Média | Journal La Source |
Date | 15.12.2023 |
Diplômée en soins infirmiers par l’État français en 1999, Bénédicte Lusseau est riche d’une expérience professionnelle qui l’a d’abord conduite à travailler dès le début de sa carrière en tant qu’intérimaire en France. Puis, grâce à une collègue française travaillant en Suisse, elle décide de venir travailler à Lausanne à l’Hôpital Orthopédique. Elle a très vite mixé son travail « somatique » et son soutien aux milieux associatifs LGBTIQ+. Après un fort questionnement intérieur, Bénédicte a finalement décidé de travailler pour le Checkpoint Vaud (prestation de la Fondation PROFA), à Lausanne. Le Journal La Source, publication de l’institut et école du même nom, l’a rencontrée.

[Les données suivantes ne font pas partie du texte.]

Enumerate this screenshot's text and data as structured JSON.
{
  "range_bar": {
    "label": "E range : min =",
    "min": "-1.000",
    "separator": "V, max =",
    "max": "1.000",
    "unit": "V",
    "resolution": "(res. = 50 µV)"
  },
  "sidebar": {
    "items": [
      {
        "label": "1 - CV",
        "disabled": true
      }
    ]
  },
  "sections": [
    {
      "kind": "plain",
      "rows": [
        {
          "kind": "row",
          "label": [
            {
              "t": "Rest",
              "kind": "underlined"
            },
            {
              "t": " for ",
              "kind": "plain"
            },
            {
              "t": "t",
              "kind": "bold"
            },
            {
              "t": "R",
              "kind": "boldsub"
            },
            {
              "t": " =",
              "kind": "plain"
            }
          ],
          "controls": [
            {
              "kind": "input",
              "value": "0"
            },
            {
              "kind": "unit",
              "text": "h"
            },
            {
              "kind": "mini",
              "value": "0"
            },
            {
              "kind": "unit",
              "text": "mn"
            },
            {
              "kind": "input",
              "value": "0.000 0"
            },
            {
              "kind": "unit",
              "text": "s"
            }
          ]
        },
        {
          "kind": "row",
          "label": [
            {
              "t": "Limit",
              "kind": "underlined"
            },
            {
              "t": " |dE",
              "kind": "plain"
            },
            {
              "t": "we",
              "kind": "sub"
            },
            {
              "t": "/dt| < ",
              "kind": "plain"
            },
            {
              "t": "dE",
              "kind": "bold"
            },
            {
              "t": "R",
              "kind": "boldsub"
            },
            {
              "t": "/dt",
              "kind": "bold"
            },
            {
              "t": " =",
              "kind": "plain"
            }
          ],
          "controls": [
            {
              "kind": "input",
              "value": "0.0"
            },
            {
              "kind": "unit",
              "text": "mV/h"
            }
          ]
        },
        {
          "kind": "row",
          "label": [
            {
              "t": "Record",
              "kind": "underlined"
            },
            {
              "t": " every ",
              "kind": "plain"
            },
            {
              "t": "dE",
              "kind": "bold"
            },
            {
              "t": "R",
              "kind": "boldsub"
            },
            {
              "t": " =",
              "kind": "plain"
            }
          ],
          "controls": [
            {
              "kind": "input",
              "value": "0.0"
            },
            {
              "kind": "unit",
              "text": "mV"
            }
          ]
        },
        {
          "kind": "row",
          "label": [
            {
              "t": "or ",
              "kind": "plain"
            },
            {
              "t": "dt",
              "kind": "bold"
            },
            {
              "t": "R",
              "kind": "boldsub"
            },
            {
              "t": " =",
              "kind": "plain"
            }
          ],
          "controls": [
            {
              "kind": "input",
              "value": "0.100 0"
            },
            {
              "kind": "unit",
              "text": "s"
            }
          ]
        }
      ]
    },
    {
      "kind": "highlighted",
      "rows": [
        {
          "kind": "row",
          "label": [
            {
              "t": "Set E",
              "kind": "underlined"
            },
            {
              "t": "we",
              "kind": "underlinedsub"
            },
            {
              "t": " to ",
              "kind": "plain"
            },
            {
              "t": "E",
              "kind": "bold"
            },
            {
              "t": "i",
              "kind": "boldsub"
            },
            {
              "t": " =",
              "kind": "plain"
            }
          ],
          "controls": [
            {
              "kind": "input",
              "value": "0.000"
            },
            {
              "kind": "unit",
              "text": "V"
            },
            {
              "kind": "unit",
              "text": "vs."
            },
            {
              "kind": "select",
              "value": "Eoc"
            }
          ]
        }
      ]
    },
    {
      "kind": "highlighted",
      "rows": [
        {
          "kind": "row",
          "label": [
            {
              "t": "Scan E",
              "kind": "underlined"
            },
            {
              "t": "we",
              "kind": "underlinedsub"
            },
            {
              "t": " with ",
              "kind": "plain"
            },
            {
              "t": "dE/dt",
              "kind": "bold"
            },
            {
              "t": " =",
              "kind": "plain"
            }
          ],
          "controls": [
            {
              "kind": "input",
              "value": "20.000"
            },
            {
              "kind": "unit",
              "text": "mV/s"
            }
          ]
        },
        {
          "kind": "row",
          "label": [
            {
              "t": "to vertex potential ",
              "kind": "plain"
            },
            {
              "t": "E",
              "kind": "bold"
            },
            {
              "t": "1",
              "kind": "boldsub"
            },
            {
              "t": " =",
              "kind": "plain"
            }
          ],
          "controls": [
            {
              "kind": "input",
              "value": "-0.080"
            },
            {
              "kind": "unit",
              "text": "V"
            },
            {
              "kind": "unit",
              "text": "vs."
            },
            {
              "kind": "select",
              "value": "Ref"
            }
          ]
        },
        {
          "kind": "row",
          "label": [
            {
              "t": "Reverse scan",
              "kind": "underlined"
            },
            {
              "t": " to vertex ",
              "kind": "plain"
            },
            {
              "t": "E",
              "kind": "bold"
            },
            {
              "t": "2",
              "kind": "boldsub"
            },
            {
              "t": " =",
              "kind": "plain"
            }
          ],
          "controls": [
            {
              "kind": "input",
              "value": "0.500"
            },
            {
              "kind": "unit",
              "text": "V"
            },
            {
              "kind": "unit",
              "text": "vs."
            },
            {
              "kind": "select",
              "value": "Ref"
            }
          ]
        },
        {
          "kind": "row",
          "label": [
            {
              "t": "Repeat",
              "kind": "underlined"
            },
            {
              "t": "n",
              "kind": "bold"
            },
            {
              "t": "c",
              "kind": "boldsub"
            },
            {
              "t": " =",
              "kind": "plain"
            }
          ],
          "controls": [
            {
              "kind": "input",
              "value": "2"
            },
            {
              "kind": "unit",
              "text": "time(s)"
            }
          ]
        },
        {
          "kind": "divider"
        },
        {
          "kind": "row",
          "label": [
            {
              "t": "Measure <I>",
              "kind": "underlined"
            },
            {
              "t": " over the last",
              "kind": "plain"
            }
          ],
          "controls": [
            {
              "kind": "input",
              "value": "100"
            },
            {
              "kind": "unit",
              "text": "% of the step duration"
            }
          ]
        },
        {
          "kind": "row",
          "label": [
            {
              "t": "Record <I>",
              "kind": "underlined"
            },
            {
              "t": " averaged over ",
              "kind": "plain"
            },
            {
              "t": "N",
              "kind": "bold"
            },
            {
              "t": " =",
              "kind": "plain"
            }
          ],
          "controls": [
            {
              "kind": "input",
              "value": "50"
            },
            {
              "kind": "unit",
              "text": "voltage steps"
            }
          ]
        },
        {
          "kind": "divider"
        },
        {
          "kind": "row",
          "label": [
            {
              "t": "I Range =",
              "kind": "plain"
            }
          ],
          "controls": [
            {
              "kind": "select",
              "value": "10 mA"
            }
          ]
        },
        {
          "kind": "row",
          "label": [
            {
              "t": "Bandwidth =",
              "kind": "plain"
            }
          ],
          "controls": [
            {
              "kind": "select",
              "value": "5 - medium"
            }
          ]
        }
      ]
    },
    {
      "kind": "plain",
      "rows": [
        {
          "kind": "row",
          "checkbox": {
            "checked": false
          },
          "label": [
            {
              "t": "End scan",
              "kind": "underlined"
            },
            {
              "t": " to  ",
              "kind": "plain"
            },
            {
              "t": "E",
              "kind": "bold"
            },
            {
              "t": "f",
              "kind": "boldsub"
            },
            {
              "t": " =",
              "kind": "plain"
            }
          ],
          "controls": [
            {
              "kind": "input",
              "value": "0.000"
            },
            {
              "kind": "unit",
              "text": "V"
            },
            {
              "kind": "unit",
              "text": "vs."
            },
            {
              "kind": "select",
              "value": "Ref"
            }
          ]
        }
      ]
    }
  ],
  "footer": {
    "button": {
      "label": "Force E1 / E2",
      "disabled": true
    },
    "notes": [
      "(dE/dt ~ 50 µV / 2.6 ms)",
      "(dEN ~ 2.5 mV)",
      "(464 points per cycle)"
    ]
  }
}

C’est dans les locaux du Checkpoint Vaud, situé au centre de Lausanne, à la rue St-Pierre 2, que m’accueille Bénédicte. Elle m’explique que le Checkpoint est un centre de santé communautaire à disposition des hommes ayant des relations sexuelles avec des hommes et des personnes trans. Il a pour mandat une prise en charge médicale et psychosociale adaptée aux besoins et aux demandes de chaque usager·ère, en promouvant une qualité d’écoute et de soins selon une éthique partagée par tout·es ses professionnel·les de la santé. Le centre comprend deux volets importants portant sur la santé sexuelle et psychosociale ainsi que sur la santé psychique.
L’équipe interprofessionnelle est composée de 3 médecins, de 5 soignant·es et de 2 personnes à l’accueil. Dès le début de l’entretien, Bénédicte explique qu’elle a toujours été attirée par le milieu « santé communautaire ». À l’écouter, on se rend rapidement compte de son important ancrage dans le milieu LGBT ainsi que de l’impact du milieu LGBT sur elle, avec un leitmotiv sincère de sa part: « défendre les intérêts de toute la communauté LGBT, sans discrimination aucune ».
Quand on lui demande de parler du son travail aujourd’hui, elle le qualifie aisément de « bonheur » au quotidien. En effet, son activité professionnelle est diverse et variée. Cela va de l’information aux conseils, en passant par les dépistages et traitements du VIH ainsi que d’autres infections sexuellement transmissibles. Cela passe par les vaccinations (Hépatites A, B, HPV), par la mise en place de la PEP (prophylaxie post-exposition), donc prévenir en urgence l’infection par le VIH après une situation à risque. Son travail, ce sont aussi des conseils en réduction des risques/promotion de la santé, tout en offrant également un espace d’écoute et de soutien pour toute question liée à l’orientation sexuelle et/ou à l’identité de genre et/ou à la séropositivité au VIH. Le Checkpoint comprend aussi un pôle trans qui permet un appui administratif et social, un accompagnement et une orientation en lien avec une transition de genre, ainsi que des consultations par une psychiatre-psychothérapeute.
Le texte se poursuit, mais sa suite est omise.